Bernini never met me.

I went to Theology on Tap last night for the first time. Which is terribly surprising to me, given my propensity for all things Catholic and young adult-ish.

(I’m on a core team of a parish TO WHICH I DON’T EVEN BELONG. Top that.)

And the part that I enjoyed possibly more than the lecture? When we were talking  some pictures that have been posted and Emily said, “It’s like the Ecstasy of St. Teresa. But with your car.”

Turns out I am using that art history minor.

The talk was good and dude, I didn’t know there was going to be real food. It was lovely. But mostly it made me realize why I love lectures like these- either Theology on Tap or my young adult group or whatever. It’s very academic, but it’s very Catholic. And by studying history and religion at a state university, I spend most of  my life in a very secular place.

This isn’t necesarily a bad thing. I love the department, and I believe that they do a spectacular job of training historians in historical critical method. That’s fantastic. I love the historical critical method. But I really love when scholars can employ academic methods and still allow their faith to play a role.

Like, the Incarnation. They can say things like, “According to the Johannine tradition, it is through the Incarnation that we are saved.” Not just, “The historical Jesus of Nazareth was probably born in 4 BCE.”

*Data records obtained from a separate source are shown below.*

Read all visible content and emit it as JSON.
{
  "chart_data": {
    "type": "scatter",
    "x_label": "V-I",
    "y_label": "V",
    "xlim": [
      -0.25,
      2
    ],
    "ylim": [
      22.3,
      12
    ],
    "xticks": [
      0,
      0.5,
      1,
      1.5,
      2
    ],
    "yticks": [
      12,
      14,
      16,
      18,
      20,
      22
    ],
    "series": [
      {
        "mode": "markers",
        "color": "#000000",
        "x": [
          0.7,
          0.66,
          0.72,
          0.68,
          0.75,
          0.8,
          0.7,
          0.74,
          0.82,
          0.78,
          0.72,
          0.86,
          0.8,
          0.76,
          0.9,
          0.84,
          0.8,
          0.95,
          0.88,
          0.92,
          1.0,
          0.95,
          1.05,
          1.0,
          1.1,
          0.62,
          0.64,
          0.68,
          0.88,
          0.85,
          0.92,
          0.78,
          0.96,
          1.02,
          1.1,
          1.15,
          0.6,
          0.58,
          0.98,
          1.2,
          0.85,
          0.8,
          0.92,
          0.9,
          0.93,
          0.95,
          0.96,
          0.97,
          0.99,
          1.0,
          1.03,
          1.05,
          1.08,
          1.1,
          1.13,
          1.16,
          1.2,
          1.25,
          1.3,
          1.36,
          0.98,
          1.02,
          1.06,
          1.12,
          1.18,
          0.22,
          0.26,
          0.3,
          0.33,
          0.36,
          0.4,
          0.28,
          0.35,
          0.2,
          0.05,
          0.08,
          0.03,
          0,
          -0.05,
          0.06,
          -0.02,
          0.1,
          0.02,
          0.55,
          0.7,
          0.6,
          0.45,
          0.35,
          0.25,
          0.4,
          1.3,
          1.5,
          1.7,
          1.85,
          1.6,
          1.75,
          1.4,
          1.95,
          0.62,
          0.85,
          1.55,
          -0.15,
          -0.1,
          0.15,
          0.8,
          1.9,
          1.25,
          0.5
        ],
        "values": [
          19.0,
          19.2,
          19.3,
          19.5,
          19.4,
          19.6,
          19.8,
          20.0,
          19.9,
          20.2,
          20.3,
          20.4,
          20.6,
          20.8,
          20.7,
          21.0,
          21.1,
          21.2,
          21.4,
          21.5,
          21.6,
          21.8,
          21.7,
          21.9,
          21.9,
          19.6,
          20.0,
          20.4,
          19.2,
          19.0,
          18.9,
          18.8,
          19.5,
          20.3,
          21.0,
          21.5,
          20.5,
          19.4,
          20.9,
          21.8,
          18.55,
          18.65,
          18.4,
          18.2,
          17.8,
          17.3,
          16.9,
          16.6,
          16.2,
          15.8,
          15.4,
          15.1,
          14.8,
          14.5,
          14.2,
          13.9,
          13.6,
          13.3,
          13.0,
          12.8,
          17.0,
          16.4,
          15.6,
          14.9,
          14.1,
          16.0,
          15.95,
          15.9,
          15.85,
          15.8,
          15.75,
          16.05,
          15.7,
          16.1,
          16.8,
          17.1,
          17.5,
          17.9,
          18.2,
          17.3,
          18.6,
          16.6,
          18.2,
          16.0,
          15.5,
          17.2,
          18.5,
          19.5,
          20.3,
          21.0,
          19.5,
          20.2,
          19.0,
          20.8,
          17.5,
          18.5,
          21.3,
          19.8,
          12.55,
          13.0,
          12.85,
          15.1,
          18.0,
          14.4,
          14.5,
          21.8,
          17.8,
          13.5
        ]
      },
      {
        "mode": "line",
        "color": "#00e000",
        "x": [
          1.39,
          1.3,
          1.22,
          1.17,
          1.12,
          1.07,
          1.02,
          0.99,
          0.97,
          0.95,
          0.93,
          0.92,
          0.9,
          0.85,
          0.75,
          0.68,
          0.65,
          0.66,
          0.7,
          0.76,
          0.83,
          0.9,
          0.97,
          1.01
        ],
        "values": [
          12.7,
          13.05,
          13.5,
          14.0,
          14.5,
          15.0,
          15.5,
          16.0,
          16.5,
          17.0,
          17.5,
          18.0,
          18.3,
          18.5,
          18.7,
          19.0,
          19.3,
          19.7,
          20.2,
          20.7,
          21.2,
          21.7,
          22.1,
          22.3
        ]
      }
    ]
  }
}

I mean, that’s great, and certainly I’ve never had a professor say finish the thought with, “and you’re dumb if you believe that he was the Son of God.” In fact, I’m fairly certain that most of them actually hold beliefs similar to my own. But it’s a very different approach, and one that I really enjoy hearing occasionally. I think that’s why I enjoyed doing my thesis on my own and on the topic I chose- I was able to focus on my faith and my religion and not just my historical church, which is so often the case.

So that was pretty awesome. But, also, the St. Teresa thing.